Camped near the glacier that would later be named after Priestley, Campbell wrote in his diary, "After supper I went out with Priestley to collect, and the sun being hot I took off my vest and turning it inside out, put it on over my sweater, where it dried beautifully. I remarked to Priestley at the time that this ought to bring me luck, and sure enough, immediately afterwards I found a sandstone rock containing fossil wood, the best specimen as yet secured by the party." 
The Norwegians made time for a farewell dinner at Framheim. Lindstrøm produced champagne -- he had brought it from home, and slept with the bottles in his bed the whole winter to keep them from getting too cold.
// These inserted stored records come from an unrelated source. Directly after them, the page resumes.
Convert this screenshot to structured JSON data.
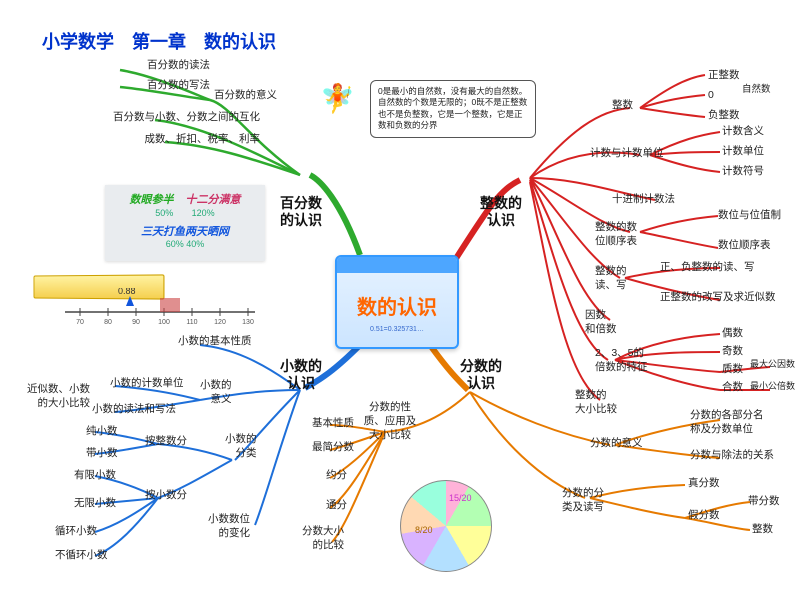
{
  "title": "小学数学　第一章　数的认识",
  "center": {
    "label": "数的认识",
    "formula": "0.51=0.325731…"
  },
  "callout": "0是最小的自然数，没有最大的自然数。自然数的个数是无限的；0既不是正整数也不是负整数，它是一个整数，它是正数和负数的分界",
  "idiom": {
    "a": "数眼参半",
    "a_pct": "50%",
    "b": "十二分满意",
    "b_pct": "120%",
    "c": "三天打鱼两天晒网",
    "c_pct": "60%  40%"
  },
  "number_line": {
    "mark_label": "0.88",
    "ticks": [
      "70",
      "80",
      "90",
      "100",
      "110",
      "120",
      "130"
    ]
  },
  "colors": {
    "green": "#2eaa2e",
    "red": "#d62222",
    "blue": "#1e6fd9",
    "orange": "#e67a00"
  },
  "branches": {
    "percent": {
      "label": "百分数\n的认识",
      "children": [
        {
          "label": "百分数的意义",
          "sub": [
            "百分数的读法",
            "百分数的写法"
          ]
        },
        {
          "label": "百分数与小数、分数之间的互化"
        },
        {
          "label": "成数、折扣、税率、利率"
        }
      ]
    },
    "integer": {
      "label": "整数的\n认识",
      "children": [
        {
          "label": "整数",
          "sub": [
            "正整数",
            "0",
            "负整数"
          ],
          "note": "自然数"
        },
        {
          "label": "计数与计数单位",
          "sub": [
            "计数含义",
            "计数单位",
            "计数符号"
          ]
        },
        {
          "label": "十进制计数法"
        },
        {
          "label": "整数的数\n位顺序表",
          "sub": [
            "数位与位值制",
            "数位顺序表"
          ]
        },
        {
          "label": "整数的\n读、写",
          "sub": [
            "正、负整数的读、写",
            "正整数的改写及求近似数"
          ]
        },
        {
          "label": "因数\n和倍数"
        },
        {
          "label": "2、3、5的\n倍数的特征",
          "sub": [
            "偶数",
            "奇数",
            "质数",
            "合数"
          ],
          "note": [
            "最大公因数",
            "最小公倍数"
          ]
        },
        {
          "label": "整数的\n大小比较"
        }
      ]
    },
    "decimal": {
      "label": "小数的\n认识",
      "children": [
        {
          "label": "小数的基本性质"
        },
        {
          "label": "小数的\n意义",
          "sub": [
            "小数的计数单位",
            "小数的读法和写法"
          ],
          "note": "近似数、小数\n的大小比较"
        },
        {
          "label": "小数的\n分类",
          "sub": [
            {
              "g": "按整数分",
              "items": [
                "纯小数",
                "带小数"
              ]
            },
            {
              "g": "按小数分",
              "items": [
                "有限小数",
                "无限小数",
                "循环小数",
                "不循环小数"
              ]
            }
          ]
        },
        {
          "label": "小数数位\n的变化"
        }
      ]
    },
    "fraction": {
      "label": "分数的\n认识",
      "children": [
        {
          "label": "分数的性\n质、应用及\n大小比较",
          "sub": [
            "基本性质",
            "最简分数",
            "约分",
            "通分",
            "分数大小\n的比较"
          ]
        },
        {
          "label": "分数的意义",
          "sub": [
            "分数的各部分名\n称及分数单位",
            "分数与除法的关系"
          ]
        },
        {
          "label": "分数的分\n类及读写",
          "sub": [
            "真分数",
            "假分数"
          ],
          "sub2": [
            "带分数",
            "整数"
          ]
        }
      ]
    }
  },
  "pie": {
    "labels": [
      "15/20",
      "8/20"
    ]
  }
}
Amundsen gave another short speech, thanking everyone for work well done.
Because of the ice, the Fram was moored further out than she had been the year before, and it took hard shuttling with the dog teams for the next two days to load. They took only the 39 remaining dogs and the more valuable equipment.
 R.F. Scott, diary, 27 January, 1912, quoted in Scott's Last Expedition, v.1.
 Source unknown.
 Quoted by Adrian Raeside in Return to Antarctica: the Amazing Adventure of Sir Charles Wright on Robert Scott's Journey to the South Pole (Mississauga, Ont.: John Wiley, c2009), p.225.
 Charles S. Wright, diary, 29 January, 1912, quoted by Adrian Raeside in Return to Antarctica: the Amazing Adventure of Sir Charles Wright on Robert Scott's Journey to the South Pole (Mississauga, Ont.: John Wiley, c2009), p.225.
 Victor Campbell, diary, 27 January, 1912, quoted in Scott's Last Expedition, v.2.